Contrôle de hauteur et planification optimale du couple pour le saut de robots bipèdes à roues
Des chercheurs présentent dans un preprint arXiv (2605.03302, mai 2026) deux méthodes combinées pour contrôler avec précision la hauteur de saut des robots bipèdes à roues. Le constat de départ est pratique : face à l'incertitude dynamique, ces plateformes sautent systématiquement plus haut que nécessaire pour garantir la sécurité, ce qui génère des pertes moteur évitables, des forces de contact au sol excessives et une surconsommation énergétique. La première contribution, le modèle W-JBD (Wheeled-Bipedal Jumping Dynamical), permet de cibler précisément une hauteur de saut, mais produit une consigne de couple en échelon incompatible avec les actionneurs réels. La seconde, BOTP (Bayesian Optimization for Torque Planning), optimise la trajectoire de couple sans nécessiter de modèle dynamique précis et converge en 40 itérations en moyenne. Validée sur le simulateur Webots, BOTP réduit l'erreur de hauteur de 82,3 % et la consommation énergétique de 26,9 % par rapport à la baseline, tout en produisant une courbe de couple continue.

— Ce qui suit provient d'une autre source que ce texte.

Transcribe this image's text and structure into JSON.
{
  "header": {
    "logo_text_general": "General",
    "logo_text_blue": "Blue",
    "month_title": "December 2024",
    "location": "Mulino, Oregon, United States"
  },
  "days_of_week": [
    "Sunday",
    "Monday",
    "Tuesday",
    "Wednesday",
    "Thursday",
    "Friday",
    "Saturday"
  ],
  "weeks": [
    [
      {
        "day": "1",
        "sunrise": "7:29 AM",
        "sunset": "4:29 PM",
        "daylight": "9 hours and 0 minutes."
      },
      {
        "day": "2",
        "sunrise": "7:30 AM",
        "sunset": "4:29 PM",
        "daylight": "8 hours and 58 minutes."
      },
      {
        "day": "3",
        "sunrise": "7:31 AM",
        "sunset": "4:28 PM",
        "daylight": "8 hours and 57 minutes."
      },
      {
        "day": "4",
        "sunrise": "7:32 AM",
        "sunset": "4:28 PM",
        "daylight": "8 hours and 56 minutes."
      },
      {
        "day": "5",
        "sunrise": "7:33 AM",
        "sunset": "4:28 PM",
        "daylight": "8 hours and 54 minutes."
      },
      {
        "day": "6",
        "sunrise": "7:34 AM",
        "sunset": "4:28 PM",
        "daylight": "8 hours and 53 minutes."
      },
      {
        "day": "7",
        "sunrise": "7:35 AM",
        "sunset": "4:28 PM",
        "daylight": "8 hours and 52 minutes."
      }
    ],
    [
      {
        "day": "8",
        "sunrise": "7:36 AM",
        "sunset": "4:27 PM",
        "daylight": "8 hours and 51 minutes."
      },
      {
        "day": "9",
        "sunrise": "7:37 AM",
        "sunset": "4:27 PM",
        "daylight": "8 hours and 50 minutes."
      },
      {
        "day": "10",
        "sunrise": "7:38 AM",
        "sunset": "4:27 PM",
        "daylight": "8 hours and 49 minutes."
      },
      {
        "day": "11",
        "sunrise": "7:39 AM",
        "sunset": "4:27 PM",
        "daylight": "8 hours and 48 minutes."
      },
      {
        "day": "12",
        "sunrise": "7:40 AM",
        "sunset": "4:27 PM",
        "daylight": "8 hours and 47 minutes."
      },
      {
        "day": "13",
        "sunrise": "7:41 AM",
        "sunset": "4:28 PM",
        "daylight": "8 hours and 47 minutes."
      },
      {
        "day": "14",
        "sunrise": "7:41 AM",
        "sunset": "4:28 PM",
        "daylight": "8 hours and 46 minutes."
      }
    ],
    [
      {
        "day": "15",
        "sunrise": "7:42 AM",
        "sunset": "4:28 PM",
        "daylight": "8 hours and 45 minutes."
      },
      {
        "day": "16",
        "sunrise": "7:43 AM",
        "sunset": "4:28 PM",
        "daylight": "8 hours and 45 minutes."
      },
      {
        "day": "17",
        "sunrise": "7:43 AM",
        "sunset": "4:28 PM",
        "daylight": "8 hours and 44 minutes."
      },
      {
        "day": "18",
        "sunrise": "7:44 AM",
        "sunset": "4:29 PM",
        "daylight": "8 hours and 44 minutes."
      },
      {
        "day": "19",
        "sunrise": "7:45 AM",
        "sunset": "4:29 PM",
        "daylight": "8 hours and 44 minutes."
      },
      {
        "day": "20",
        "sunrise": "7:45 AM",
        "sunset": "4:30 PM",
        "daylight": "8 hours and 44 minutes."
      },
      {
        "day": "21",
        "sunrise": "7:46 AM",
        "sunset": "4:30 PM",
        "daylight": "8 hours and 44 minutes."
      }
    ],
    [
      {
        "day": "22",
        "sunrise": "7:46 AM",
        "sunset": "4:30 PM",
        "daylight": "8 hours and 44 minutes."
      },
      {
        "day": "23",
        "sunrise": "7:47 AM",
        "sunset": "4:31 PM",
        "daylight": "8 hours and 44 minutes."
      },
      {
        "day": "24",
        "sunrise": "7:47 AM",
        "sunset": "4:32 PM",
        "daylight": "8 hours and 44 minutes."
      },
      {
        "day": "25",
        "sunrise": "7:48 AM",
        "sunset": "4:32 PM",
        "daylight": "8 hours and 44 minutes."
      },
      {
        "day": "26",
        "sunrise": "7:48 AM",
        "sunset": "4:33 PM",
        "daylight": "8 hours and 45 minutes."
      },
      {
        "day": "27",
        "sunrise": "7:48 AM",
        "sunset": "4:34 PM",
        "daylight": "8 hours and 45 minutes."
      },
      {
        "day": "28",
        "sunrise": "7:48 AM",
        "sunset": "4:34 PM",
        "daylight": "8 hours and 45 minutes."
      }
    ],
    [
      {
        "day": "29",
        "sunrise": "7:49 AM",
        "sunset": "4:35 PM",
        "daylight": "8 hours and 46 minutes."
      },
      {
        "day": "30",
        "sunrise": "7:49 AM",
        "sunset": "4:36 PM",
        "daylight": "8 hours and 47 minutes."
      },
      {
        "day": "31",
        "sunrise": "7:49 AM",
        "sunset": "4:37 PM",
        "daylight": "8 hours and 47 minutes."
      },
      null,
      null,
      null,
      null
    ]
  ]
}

Ce résultat est pertinent pour les intégrateurs qui déploient des robots bipèdes à roues dans des environnements industriels ou logistiques : l'efficacité énergétique conditionne directement l'autonomie embarquée, et la reproductibilité du saut détermine la fiabilité du franchissement d'obstacles. Le fait que BOTP fonctionne sans modèle dynamique précis est un avantage opérationnel concret, car calibrer un modèle complet sur chaque variante de plateforme est coûteux. L'approche bayésienne converge rapidement, ce qui la rend adaptée à une validation sur robot réel avec un nombre limité d'essais physiques, un point critique pour réduire l'usure mécanique. Cela dit, les auteurs n'ont pas encore franchi le sim-to-real : l'ensemble des résultats reste en simulation, et le gap entre Webots et un vrai terrain reste à quantifier.
Les robots bipèdes à roues constituent une classe en expansion : Unitree B2-W, l'ETH Zurich avec Ascento, ou encore les plateformes Handle/mobility de Boston Dynamics combinent la vitesse des roues avec la capacité de franchissement des pattes. Le planning de couple par optimisation bayésienne s'inscrit dans une tendance plus large qui vise à remplacer les contrôleurs MPC classiques, trop dépendants de modèles précis, par des méthodes d'optimisation légères adaptables à la production. Les auteurs annoncent comme prochaine étape la validation expérimentale sur robot physique en s'appuyant sur les trajectoires simulées pour réduire l'espace de recherche, ce qui devrait permettre de confirmer, ou non, la tenue des gains annoncés hors simulation.
Les travaux pourraient intéresser les équipes de recherche européennes sur les robots bipèdes à roues (notamment ETH Zurich / Ascento), mais l'impact reste indirect, sans contribution ni déploiement européen identifié.